If France were a place where high tech companies were queueing up to invest in then the fact that one company was about to lay off 1000 well trained employees and vacate the premises then this would be seen as an opportunity by other companies to snatch up a ready made labour force and the offices to house it. Of course as is demonstrably the case the queue of companies desperate to employ French high tech workers is approximately 0 companies long and hence HP's departure is rather painful.

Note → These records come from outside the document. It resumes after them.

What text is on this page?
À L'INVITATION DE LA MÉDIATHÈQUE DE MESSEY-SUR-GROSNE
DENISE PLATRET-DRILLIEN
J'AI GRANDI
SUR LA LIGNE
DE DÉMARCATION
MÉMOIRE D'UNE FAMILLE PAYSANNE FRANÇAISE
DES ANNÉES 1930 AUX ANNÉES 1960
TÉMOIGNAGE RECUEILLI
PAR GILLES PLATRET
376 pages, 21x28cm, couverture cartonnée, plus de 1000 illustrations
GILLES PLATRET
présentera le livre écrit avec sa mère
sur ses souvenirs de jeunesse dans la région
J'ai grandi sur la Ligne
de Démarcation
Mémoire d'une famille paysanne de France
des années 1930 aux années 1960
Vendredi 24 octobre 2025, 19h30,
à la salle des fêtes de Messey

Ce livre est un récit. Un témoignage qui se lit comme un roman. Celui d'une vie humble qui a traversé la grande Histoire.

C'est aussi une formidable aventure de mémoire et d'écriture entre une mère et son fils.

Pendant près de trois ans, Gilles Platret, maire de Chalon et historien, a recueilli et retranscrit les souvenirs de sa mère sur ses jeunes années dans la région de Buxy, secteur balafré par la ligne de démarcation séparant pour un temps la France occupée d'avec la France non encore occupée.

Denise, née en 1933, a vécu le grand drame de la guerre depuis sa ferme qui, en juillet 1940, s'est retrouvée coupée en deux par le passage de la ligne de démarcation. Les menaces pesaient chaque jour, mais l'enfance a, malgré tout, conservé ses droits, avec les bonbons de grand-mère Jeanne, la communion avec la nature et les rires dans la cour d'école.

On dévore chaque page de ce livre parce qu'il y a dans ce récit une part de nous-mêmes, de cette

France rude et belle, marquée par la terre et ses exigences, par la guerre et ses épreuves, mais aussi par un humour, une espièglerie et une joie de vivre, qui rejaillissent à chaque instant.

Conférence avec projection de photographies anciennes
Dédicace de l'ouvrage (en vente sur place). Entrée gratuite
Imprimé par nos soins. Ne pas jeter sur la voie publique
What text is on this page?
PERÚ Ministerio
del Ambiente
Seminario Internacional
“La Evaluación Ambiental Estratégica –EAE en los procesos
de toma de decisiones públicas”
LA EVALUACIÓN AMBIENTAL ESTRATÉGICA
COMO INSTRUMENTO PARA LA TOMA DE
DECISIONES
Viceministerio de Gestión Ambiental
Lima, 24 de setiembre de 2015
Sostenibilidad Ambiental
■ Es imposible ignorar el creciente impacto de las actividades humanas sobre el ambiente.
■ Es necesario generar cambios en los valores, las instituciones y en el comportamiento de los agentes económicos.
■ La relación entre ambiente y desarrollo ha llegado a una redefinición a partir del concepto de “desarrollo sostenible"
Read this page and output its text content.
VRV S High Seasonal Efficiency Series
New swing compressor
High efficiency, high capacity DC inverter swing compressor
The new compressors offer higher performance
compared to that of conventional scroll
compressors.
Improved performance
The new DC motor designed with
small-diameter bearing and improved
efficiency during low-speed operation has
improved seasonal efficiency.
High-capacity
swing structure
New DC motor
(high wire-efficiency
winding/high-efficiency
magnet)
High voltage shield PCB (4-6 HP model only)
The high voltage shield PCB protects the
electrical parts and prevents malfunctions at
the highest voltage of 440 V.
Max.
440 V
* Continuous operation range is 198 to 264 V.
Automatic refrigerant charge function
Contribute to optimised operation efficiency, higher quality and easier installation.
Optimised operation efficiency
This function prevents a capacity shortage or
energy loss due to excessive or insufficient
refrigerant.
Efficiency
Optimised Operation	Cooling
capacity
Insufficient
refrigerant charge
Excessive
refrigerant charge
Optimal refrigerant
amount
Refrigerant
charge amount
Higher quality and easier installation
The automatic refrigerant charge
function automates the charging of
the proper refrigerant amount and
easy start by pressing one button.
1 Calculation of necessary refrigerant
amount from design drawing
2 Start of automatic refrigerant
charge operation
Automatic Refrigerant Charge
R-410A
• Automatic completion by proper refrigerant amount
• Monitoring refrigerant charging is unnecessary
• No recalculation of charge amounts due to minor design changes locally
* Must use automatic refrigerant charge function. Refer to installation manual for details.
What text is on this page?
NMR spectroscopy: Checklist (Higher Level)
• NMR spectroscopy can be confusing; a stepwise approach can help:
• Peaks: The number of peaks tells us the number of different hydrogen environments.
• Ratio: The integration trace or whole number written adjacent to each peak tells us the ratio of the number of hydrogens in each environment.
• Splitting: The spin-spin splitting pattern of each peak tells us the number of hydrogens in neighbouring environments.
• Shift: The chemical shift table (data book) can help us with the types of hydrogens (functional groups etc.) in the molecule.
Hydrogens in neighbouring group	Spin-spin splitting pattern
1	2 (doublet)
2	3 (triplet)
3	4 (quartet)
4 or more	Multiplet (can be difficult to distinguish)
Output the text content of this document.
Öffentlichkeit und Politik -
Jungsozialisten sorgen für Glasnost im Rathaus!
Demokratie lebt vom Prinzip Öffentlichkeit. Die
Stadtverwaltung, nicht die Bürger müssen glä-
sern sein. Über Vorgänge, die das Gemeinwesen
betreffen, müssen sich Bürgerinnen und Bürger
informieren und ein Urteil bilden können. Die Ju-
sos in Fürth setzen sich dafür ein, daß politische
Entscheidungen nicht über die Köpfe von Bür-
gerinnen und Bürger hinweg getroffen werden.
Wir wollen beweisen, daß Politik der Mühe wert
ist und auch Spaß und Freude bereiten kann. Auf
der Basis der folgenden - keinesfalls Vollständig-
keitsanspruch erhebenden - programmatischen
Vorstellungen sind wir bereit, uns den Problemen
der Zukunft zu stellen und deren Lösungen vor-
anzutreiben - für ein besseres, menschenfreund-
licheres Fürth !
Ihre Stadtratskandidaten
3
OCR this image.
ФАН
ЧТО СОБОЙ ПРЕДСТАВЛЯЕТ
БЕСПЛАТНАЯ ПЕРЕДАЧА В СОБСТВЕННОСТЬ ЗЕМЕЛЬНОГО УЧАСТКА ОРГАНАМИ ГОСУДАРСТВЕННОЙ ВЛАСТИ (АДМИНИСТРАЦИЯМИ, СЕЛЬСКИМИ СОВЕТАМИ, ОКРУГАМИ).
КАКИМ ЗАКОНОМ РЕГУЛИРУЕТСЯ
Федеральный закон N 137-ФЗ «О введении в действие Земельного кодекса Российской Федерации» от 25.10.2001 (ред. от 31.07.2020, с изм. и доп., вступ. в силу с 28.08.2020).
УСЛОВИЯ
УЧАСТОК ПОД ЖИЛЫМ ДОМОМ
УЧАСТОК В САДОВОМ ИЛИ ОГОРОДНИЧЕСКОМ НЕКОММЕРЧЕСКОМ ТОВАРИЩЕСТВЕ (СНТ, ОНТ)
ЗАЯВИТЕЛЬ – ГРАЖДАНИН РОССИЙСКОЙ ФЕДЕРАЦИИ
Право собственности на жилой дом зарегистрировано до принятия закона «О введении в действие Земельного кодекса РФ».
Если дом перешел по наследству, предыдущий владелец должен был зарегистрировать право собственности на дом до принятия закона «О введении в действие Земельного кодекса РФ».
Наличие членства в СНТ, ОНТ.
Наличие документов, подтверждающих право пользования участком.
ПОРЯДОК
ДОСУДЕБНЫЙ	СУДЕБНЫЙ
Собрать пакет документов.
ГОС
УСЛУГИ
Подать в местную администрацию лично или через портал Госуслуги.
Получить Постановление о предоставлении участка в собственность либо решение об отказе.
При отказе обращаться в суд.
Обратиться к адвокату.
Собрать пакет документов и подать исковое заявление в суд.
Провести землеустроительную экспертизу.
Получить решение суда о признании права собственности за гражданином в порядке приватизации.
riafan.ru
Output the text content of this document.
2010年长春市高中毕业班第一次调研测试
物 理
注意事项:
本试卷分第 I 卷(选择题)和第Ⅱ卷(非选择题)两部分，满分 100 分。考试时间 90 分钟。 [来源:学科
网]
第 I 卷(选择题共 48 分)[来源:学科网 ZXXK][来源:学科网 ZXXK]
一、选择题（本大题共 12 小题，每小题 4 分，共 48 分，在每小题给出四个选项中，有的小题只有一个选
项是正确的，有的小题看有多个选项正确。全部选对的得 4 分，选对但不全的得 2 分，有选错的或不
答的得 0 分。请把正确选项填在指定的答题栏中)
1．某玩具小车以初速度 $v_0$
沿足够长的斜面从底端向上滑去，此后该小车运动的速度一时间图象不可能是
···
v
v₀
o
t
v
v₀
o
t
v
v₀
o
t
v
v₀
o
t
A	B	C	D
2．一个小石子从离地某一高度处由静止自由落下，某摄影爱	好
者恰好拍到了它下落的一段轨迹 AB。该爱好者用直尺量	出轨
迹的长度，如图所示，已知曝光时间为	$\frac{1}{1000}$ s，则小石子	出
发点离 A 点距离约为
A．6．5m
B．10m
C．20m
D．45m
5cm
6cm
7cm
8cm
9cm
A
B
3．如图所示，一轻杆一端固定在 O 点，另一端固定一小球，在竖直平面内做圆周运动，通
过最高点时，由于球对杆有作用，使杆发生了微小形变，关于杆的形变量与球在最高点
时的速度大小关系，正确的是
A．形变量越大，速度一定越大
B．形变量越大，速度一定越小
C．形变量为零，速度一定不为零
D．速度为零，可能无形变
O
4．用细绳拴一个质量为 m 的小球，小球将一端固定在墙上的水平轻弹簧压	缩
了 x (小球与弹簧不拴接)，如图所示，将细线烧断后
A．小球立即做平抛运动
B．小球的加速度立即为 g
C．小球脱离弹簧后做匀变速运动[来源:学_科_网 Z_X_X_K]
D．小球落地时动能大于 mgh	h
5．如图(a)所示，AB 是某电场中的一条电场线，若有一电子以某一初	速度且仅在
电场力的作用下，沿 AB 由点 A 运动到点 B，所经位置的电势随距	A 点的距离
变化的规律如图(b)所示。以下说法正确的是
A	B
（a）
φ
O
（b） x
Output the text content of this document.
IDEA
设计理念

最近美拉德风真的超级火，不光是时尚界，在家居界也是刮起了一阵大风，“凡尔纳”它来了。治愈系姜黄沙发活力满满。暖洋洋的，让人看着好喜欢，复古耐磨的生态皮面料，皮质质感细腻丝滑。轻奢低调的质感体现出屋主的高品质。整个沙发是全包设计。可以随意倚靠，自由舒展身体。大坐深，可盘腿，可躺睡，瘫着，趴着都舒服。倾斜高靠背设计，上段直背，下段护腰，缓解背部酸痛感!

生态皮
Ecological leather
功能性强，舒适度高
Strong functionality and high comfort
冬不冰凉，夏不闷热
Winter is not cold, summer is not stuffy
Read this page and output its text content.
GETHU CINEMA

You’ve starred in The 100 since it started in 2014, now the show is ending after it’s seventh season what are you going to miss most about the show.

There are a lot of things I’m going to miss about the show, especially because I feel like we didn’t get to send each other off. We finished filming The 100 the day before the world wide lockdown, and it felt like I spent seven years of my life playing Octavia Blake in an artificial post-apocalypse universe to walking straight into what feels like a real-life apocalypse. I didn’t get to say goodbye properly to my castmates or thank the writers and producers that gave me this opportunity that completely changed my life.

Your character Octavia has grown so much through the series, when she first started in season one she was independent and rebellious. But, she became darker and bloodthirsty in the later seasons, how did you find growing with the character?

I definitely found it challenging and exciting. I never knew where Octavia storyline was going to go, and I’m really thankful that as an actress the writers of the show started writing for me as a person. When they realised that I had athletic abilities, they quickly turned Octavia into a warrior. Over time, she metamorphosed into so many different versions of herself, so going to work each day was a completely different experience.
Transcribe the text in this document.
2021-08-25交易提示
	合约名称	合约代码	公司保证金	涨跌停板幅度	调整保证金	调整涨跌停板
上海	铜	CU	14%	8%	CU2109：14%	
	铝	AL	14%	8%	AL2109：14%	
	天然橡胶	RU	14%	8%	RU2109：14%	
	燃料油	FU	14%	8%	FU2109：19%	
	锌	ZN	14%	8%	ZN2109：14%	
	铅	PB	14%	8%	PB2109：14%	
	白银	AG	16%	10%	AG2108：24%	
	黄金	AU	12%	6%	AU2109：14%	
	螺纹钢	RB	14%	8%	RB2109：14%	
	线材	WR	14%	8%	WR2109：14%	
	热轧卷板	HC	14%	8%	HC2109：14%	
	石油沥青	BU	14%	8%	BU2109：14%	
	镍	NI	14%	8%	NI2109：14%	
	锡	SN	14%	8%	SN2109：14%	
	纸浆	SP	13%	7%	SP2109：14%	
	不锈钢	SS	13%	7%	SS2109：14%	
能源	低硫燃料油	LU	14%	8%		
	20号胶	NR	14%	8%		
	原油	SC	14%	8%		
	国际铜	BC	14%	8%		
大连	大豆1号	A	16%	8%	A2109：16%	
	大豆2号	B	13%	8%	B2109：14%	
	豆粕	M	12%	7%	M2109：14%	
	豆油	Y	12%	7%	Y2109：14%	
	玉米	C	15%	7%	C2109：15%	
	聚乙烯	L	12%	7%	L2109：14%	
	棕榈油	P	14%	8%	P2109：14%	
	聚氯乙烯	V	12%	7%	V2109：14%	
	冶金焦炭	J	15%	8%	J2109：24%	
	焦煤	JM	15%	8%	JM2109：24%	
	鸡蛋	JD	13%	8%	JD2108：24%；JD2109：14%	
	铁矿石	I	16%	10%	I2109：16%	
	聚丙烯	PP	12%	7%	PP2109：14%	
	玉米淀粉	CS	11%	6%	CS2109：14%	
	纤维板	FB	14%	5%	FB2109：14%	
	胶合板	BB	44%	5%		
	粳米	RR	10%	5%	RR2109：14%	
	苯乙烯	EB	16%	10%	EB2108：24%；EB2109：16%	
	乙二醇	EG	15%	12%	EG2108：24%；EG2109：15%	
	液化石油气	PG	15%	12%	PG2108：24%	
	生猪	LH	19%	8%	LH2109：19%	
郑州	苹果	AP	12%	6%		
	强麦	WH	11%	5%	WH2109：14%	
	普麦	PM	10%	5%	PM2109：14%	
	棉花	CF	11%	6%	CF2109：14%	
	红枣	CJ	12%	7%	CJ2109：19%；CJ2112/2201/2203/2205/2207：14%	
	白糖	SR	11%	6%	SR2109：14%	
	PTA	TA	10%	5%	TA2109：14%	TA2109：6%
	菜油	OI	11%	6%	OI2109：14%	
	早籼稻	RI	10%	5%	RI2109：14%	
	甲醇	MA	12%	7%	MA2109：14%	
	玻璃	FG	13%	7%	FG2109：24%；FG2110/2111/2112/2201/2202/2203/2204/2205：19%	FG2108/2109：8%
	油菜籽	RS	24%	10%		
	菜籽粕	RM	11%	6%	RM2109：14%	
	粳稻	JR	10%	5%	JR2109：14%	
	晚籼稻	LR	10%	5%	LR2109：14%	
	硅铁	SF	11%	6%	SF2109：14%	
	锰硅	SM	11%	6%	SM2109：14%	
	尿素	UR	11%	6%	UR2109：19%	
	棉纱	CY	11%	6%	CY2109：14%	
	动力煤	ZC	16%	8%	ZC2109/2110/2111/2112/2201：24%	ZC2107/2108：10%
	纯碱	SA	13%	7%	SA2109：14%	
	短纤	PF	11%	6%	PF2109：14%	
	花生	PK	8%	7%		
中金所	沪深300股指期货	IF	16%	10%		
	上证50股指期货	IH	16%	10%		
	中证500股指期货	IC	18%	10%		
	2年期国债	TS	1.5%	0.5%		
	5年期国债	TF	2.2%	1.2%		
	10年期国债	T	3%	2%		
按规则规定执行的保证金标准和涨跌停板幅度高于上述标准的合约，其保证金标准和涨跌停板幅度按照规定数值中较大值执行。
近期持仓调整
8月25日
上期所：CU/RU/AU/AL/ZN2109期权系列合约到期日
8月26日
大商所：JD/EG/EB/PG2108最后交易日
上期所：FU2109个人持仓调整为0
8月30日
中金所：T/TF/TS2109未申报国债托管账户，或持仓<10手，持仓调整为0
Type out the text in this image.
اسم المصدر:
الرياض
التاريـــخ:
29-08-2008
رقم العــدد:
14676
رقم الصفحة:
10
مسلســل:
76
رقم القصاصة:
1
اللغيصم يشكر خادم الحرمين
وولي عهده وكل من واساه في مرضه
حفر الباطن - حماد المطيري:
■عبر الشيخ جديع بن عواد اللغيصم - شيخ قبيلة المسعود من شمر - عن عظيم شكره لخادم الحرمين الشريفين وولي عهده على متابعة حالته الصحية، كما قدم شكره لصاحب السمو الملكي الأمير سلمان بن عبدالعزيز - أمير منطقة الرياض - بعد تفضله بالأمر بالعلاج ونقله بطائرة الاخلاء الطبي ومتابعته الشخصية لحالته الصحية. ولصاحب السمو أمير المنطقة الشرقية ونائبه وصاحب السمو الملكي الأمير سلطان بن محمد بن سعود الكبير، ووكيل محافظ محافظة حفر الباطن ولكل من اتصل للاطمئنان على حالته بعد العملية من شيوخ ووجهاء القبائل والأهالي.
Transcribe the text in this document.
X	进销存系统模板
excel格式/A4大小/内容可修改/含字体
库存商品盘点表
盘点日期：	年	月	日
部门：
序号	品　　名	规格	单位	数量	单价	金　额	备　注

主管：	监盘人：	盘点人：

Les Echos quotes an FT article that says that the various fiscal and tax incentives, which the government would now like HP to pay back, are insufficient to counteract the "lack of flexibility of the French labout market and the 35 hour week" (my translation) and there is no doubt that HP is far from alone in that basic opinion.
Meanwhile, in what I see as proof that the government recognises that no foreign company will ever invest in France, the FT has an article based on a Les Echos interview (subscription required) with Vile Pin where he calls for 'economic patriotism', which isn't protectionism (honest guv!):
“I am absolutely convinced that France has exceptional assets and has nothing to fear from international competition. But our forces must by united, organised, and mobilised so that we have the will to win together, business chiefs, social groups, the state, and workers,” he said in an interview in Les Echos newspaper. French talk of economic patriotism has provoked concern at the European Commission and in international boardrooms, amid fears that Paris could be lurching back towards protectionism.
This summer, French politicians, including Mr de Villepin, warned PepsiCo, the US group, not to launch a hostile takeover bid for Danone, the publicly owned French foods company. The government is also drawing up a list of 10 strategic industries to be shielded from foreign ownership.
[...]Mr de Villepin contradicted Les Echos' assertion that Danone was a global company. “I do not believe it. Danone's bases are in France: its milk collection and water sources are in France. The culture of the enterprise and its management remain profoundly French,” he said.
Personally my "economic patriotism" extends about as far as wine and cheese, but despite that I'm doing my best. For example my local Auchan is offering entirely drinkable fizzy wine at €1/bottle and it is really hard to argue against being economically patriotic and not blowing €18 on three cases of the stuff.